As it is, the way the play sweeps around the field, the way the momentum shifts from one to the next and back again, grabs Croke Park and everyone in it and holds onto them until Bryan Sheehan places the ball for a last-minute free to win it for Kerry.

A Kerry woman further along the row has seen enough. She has ensured the wind and the rain for more than an hour, but it’s not the weather that gets her, it’s the drama of the match. She gets up out of her seat and says that she’s off: “I can’t stand this! I can’t stand it!” The Ballycastleman whispers: “Imagine if she supported Mayo!”

Sheehan is a long way out and it’s a wet day, but he is peerless with long frees.

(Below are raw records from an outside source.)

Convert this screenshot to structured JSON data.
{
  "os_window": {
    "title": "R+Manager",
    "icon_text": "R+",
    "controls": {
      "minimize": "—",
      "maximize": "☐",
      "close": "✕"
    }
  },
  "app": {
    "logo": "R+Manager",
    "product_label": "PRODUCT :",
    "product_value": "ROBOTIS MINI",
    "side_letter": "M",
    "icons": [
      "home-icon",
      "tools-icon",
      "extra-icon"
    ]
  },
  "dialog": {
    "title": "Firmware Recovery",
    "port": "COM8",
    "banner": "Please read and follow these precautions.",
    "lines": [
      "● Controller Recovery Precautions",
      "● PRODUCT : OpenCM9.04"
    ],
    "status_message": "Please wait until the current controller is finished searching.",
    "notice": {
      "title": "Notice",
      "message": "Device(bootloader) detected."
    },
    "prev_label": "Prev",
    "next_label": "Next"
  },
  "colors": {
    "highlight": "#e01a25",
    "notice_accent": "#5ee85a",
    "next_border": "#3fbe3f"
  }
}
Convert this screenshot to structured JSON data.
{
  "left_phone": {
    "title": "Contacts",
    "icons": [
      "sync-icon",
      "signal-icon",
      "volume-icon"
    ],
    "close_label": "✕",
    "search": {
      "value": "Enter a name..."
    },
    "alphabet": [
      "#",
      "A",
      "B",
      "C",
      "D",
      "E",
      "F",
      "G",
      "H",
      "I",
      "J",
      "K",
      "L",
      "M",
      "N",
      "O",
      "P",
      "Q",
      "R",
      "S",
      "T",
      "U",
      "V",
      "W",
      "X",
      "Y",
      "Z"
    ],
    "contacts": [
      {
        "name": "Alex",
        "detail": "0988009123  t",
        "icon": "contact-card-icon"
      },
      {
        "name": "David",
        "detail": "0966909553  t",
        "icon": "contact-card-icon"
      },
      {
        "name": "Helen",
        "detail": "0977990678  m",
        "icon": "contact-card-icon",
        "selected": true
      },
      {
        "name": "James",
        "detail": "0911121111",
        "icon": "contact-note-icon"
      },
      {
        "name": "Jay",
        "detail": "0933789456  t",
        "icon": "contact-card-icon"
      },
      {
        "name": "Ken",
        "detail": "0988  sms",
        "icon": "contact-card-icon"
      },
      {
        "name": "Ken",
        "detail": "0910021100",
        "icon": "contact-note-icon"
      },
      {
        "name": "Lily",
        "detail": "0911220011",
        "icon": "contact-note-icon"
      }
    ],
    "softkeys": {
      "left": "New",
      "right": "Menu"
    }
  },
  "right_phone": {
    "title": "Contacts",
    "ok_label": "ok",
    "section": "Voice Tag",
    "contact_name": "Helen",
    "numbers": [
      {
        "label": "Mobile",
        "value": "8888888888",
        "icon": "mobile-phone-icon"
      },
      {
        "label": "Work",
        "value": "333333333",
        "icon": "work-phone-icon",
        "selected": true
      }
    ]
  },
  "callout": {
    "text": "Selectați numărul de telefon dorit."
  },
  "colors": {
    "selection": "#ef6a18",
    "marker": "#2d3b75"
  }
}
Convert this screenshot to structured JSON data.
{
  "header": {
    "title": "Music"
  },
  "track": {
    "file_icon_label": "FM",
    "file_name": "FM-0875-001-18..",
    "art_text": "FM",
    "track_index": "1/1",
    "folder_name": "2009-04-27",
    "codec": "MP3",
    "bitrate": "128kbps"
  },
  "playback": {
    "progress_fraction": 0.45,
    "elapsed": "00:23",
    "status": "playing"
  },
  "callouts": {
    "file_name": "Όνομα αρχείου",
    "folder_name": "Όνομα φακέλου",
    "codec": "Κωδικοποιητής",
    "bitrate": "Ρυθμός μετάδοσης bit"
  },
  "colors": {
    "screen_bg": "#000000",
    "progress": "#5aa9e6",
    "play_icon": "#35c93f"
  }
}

If you’re from Mayo, all you want is a draw. This would be a cruelty that no amount of familiarity with cruelty would leave bearable.

“Come on Sheehan,” roars one of the Tralee lads. “Send her over the black spot.” But it’s too much to ask and he can’t do it and the final whistle blows and it’s a draw. Another drawn game in Mayo’s endless season — and the first real match in Kerry’s one.

Immediately, the talk turns to the replay. The Kerry boys are confident. They’re talking up the way their lads will improve. It’s not convincing though. There’s a doubt there that’s grown and grown across the afternoon. They know that their team has met its equal and that the replay holds many perils.

As the crowd files out towards the exit, one joker asks loudly: “Will Kerry rest Maurice Deegan for the replay, do you think?” And everybody laughs.

All around is good humour. The replay promises another epic. The summer lives on.

Some days are just different. This is one of those days: Sunday, 20 August 2017 when Kerry and Mayo play out a great draw in Croke Park.